The second, “Full Handshaking,” swaps the data lines as well as the control lines needed for handshaking/flow control. The pairs of lines needed for handshaking are DTR/DSR and RTS/CTS This cable crosses these pairs between the two ends of the cable. This cable will work as a crossover cable when control lines are not needed for the link, or when hardware handshaking is required. It can be used when hardware flow control has been turned off on the serial ports involved, but doing so will simply bypass the control lines regardless of their state.
The third, “Loopback Handshaking,” swaps the data transmit and receive lines, but the DTR/DSR and RTS/CTS pairs are not swapped with their complements. Instead, the DTR line on one side of the link is looped back to the DSR line on the same side of the link, and the RTS line on one side of the link is looped back to the CTS on the same side of the link. This cable will work as a crossover cable when control lines are not needed for the link. It can be used regardless of the on/off state of hardware flow control on the serial ports involved, but will “fool” the link into accepting that hardware handshaking has been completed. It cannot be used when true hardware handshaking is required.

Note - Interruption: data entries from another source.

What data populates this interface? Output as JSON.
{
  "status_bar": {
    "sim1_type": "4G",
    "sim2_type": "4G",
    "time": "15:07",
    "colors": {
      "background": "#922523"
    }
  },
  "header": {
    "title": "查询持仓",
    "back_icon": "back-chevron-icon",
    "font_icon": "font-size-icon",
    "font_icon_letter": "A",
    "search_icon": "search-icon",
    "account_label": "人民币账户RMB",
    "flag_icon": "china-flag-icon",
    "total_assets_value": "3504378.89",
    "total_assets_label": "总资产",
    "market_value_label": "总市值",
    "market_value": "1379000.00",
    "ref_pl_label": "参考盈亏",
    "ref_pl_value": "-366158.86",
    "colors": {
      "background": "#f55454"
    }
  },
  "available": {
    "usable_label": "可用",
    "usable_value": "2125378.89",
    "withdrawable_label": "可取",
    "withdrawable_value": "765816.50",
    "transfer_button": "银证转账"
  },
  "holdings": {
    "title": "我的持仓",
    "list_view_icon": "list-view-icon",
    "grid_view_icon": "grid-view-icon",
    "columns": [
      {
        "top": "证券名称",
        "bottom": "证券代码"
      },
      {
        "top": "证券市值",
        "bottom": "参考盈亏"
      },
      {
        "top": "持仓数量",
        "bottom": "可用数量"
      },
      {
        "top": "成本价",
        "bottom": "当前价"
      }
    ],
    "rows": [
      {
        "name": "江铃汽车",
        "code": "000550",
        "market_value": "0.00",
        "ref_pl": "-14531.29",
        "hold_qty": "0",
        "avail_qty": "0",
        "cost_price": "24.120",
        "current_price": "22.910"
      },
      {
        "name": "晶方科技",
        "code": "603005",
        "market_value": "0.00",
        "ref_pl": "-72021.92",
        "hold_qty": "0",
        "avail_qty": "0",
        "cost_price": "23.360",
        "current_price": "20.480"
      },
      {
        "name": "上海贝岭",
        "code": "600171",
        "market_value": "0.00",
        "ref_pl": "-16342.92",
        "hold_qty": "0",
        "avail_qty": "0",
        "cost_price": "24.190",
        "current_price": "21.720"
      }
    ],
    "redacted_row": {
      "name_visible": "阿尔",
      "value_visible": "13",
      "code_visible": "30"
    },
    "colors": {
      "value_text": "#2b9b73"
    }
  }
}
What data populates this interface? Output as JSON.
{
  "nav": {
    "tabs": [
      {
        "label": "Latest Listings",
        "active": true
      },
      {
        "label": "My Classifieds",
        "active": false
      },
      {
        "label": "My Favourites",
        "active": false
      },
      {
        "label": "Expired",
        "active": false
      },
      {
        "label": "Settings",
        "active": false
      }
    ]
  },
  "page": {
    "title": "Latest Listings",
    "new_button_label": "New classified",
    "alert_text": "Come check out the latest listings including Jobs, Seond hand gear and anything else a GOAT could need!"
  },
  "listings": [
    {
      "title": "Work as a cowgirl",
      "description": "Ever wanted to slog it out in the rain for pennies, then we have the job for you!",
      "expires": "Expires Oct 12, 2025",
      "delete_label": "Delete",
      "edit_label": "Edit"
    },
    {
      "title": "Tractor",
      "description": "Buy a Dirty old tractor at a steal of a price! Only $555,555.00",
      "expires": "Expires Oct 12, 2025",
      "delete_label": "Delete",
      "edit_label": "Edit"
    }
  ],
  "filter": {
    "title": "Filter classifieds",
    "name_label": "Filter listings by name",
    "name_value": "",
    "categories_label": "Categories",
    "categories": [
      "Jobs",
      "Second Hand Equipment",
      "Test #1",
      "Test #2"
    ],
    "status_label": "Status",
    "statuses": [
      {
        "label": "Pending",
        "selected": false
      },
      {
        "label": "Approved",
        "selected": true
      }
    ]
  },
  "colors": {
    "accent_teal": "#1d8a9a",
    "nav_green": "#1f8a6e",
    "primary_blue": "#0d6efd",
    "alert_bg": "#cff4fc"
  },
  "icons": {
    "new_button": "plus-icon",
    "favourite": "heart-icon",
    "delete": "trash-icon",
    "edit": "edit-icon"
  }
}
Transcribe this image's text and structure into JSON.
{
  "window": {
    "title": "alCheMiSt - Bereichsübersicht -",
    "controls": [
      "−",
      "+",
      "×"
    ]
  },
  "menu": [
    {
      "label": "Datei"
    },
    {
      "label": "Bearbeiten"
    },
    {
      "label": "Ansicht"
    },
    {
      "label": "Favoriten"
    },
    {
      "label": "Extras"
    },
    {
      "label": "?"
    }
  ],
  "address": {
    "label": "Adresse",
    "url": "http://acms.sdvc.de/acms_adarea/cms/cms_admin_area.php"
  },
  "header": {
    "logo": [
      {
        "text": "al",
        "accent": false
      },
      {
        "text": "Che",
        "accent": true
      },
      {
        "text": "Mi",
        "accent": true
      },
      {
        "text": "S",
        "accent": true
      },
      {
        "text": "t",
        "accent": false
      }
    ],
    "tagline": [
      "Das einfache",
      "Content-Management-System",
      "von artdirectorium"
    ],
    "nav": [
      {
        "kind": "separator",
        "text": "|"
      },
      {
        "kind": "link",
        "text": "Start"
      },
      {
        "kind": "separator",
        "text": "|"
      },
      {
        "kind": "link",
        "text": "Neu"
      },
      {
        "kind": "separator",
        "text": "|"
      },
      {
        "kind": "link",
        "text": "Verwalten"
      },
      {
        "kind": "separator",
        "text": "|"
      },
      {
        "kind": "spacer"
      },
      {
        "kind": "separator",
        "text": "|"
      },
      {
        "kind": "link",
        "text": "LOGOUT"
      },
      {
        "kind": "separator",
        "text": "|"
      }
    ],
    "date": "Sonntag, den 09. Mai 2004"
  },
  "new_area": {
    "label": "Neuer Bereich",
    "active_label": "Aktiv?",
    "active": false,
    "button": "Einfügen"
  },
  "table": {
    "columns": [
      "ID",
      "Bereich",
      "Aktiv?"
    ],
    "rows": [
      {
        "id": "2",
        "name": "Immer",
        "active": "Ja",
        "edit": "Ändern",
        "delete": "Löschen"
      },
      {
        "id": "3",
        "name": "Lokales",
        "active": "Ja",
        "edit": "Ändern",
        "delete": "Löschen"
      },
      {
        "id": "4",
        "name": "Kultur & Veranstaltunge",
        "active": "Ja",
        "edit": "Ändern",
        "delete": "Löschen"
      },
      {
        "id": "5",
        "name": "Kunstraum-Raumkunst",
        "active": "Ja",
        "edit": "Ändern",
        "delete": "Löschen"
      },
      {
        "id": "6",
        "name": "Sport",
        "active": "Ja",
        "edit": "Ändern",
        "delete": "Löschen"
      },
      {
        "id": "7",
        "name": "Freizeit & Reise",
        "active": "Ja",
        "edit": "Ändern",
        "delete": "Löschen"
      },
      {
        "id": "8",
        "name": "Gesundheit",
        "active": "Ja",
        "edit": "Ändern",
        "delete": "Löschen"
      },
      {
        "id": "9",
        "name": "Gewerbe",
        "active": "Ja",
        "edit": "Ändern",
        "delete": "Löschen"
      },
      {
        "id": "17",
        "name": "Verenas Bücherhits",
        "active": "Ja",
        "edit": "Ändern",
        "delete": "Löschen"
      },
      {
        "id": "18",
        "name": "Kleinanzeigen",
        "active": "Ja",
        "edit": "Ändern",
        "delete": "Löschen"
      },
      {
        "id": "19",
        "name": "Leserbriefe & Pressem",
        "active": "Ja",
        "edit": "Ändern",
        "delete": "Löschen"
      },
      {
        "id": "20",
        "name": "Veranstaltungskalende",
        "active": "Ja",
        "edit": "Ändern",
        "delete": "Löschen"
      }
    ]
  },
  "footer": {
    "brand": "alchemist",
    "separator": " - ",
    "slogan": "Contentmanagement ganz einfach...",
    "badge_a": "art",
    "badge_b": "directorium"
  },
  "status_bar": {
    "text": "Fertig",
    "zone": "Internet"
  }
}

If one side of a serial crossover cable uses a 9-pin connector and the other side uses a 25-pin connector, the lines map between these two connectors as follows:
Aside: Payment Processing Terminals and Serial Crossover (Null Modem) Cables
LAVA’s experience connecting modem-based payment terminals with serial device servers is relevant to this discussion of crossover cables. This scenario uses a null modem cable between the serial device server and the payment terminal. While some payment terminals require only RX and TX lines, LAVA recommends using a “Full Handshaking” cable with the line signaling unless you are certain that control signals are not used. LAVA does NOT recommend a cable that uses “Loopback Handshaking”. Care should be taken when purchasing null modem cables as not all packages indicate clearly what type of null modem cable is being sold.